İlgili âyet ve açıklamasını “Kur’ân Yolu” isimli tefsirimizden aktarayım:
“ Hakkında bilgin olmayan şeyin ardına düşme! Çünkü kulak, göz ve kalp, bunların hepsi ondan sorumludur” (İsra: 17/36).
“… müminin bir ödevi de bilmediği bir şeyin peşine düşmemesi, bilgisiz hüküm vermemesidir. Âyette insanın bilmediği bir konuda söz söylemesi, hüküm vermesi, bilgisizce davranması, bilmediği, tanımadığı kişiler hakkında ileri-geri konuşması, daha özel olarak yalancı şahitlik yapması, iftira atması, kısaca bilgi sahibi olmadan tahmine göre herhangi biri için maddî veya mânevî zarara yol açacak şekilde konuşması ve hareket etmesi yasaklanmaktadır. İnsan ya duyduğu ya gördüğü ile veya akıl ve vicdanıyla hareket eder; yani bilgilerimiz ya habere ya gözleme ya da akla dayanır. Âyette bu bilgi kaynaklarının doğru kullanılması gerektiği, bunlardan sorumlu olunduğu ifade edilmektedir. Kuşkusuz bu yasak, insan ilişkileriyle ilgili olup bilimsel ve fikrî konularda kurallara uygun olarak tahminler yürütmek, görüş belirtip içtihatlarda bulunmak meşrû, hatta gereklidir. Nitekim Hz. Peygamber, Kitap ve Sünnet’te delil bulunmaması halinde şahsî görüş (re’y) istikametinde uygulamalarda bulunmayı tasvip etmiştir.”

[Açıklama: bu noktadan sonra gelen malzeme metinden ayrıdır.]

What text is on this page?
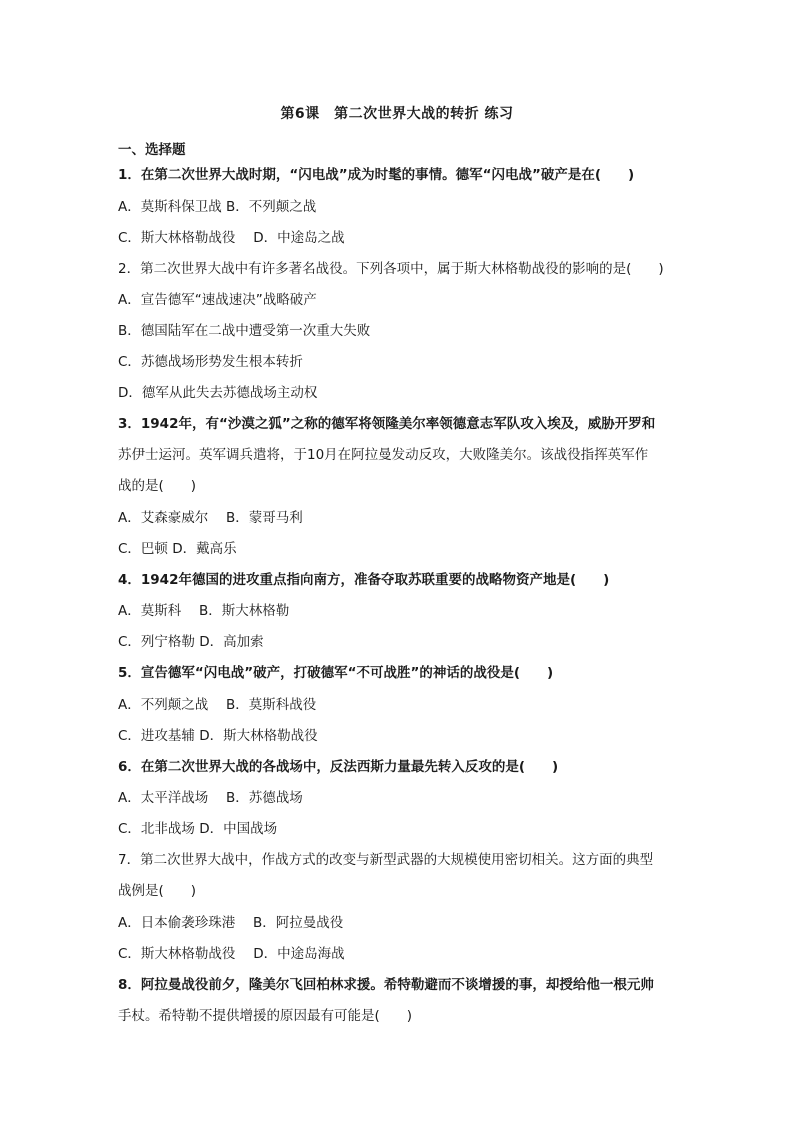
第6课　第二次世界大战的转折 练习
一、选择题
1．在第二次世界大战时期，“闪电战”成为时髦的事情。德军“闪电战”破产是在(　　)
A．莫斯科保卫战 B．不列颠之战
C．斯大林格勒战役　 D．中途岛之战
2．第二次世界大战中有许多著名战役。下列各项中，属于斯大林格勒战役的影响的是(　　)
A．宣告德军“速战速决”战略破产
B．德国陆军在二战中遭受第一次重大失败
C．苏德战场形势发生根本转折
D．德军从此失去苏德战场主动权
3．1942年，有“沙漠之狐”之称的德军将领隆美尔率领德意志军队攻入埃及，威胁开罗和
苏伊士运河。英军调兵遣将，于10月在阿拉曼发动反攻，大败隆美尔。该战役指挥英军作
战的是(　　)
A．艾森豪威尔　 B．蒙哥马利
C．巴顿 D．戴高乐
4．1942年德国的进攻重点指向南方，准备夺取苏联重要的战略物资产地是(　　)
A．莫斯科　 B．斯大林格勒
C．列宁格勒 D．高加索
5．宣告德军“闪电战”破产，打破德军“不可战胜”的神话的战役是(　　)
A．不列颠之战　 B．莫斯科战役
C．进攻基辅 D．斯大林格勒战役
6．在第二次世界大战的各战场中，反法西斯力量最先转入反攻的是(　　)
A．太平洋战场　 B．苏德战场
C．北非战场 D．中国战场
7．第二次世界大战中，作战方式的改变与新型武器的大规模使用密切相关。这方面的典型
战例是(　　)
A．日本偷袭珍珠港　 B．阿拉曼战役
C．斯大林格勒战役　 D．中途岛海战
8．阿拉曼战役前夕，隆美尔飞回柏林求援。希特勒避而不谈增援的事，却授给他一根元帅
手杖。希特勒不提供增援的原因最有可能是(　　)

Bu açıklamada yer alan “kurallara uygun olarak” şartı, liyakat ve ehliyet kuralını da içermektedir; yani, çizmeden yukarı çıkılmayacak.
İlahiyat mezunları her şeyden anlıyor ya sayın Karaman. Yoksa mühendislerin dahi başına müdür, genel müdür, daire başkanı vb olarak atanmazlardı değil mi? Bunu gören vatandaş da "ben de her
şeyden anlarım" diyorsa kızacak bir şey yok. Liyakatı darağacında asanlara kızmanız daha mantıklı olacaktır.
Anladık sen Din âlimisin, daha yakın zamanda yolsuzluk hırsızlık değil diyerek bu ahlaksızlığı hafifleten sen değil misin?
Ayrıca bunca hukuksuzluk, zulüm ve haksızlıklar yaşanırken sen Bir İslam âlimi olarak nerdesin...
Ben ekonomistim
Ya bu mühendislerdeki hava hiç kimsede yok. Programcı tekniker olarak göreve başlarlar sonra mühendislik tamamlarlar. Sanırsın ki tüm mühendisler Selçuk Bayraktar ayarında. Elini sallasan yer gök mühendis. Adamın ne zoruna gitmiş ama :) hahahaa
Gördü peşin parayı nasılda gülüyor Hayro Dayı.
Biz kalkıp âlimleri bile bu kadar kolay eleştirebiliyorsak ilim sahibi olmadan, yaşımıza bakmadan hocanın yazdıkları dogru demektir.
Pekii, çok sayın hocamızın yakın geçmişteki "... zarar verecekse caizdir diyemem." fetvasını, "kurtlu bulgur-Dimyat pirinci" açıklamasını ne yapacağız?
Hakan rumuzlu kişiye:
Keşke bir de "da"ların nerede ayrı, nerede bitişiknyazılacağını öğrenebilseydin...
En temel ve basit imlâ kuralından bîhaber mmühendis...
Veyl sana tiploma(!) veren fakülteye!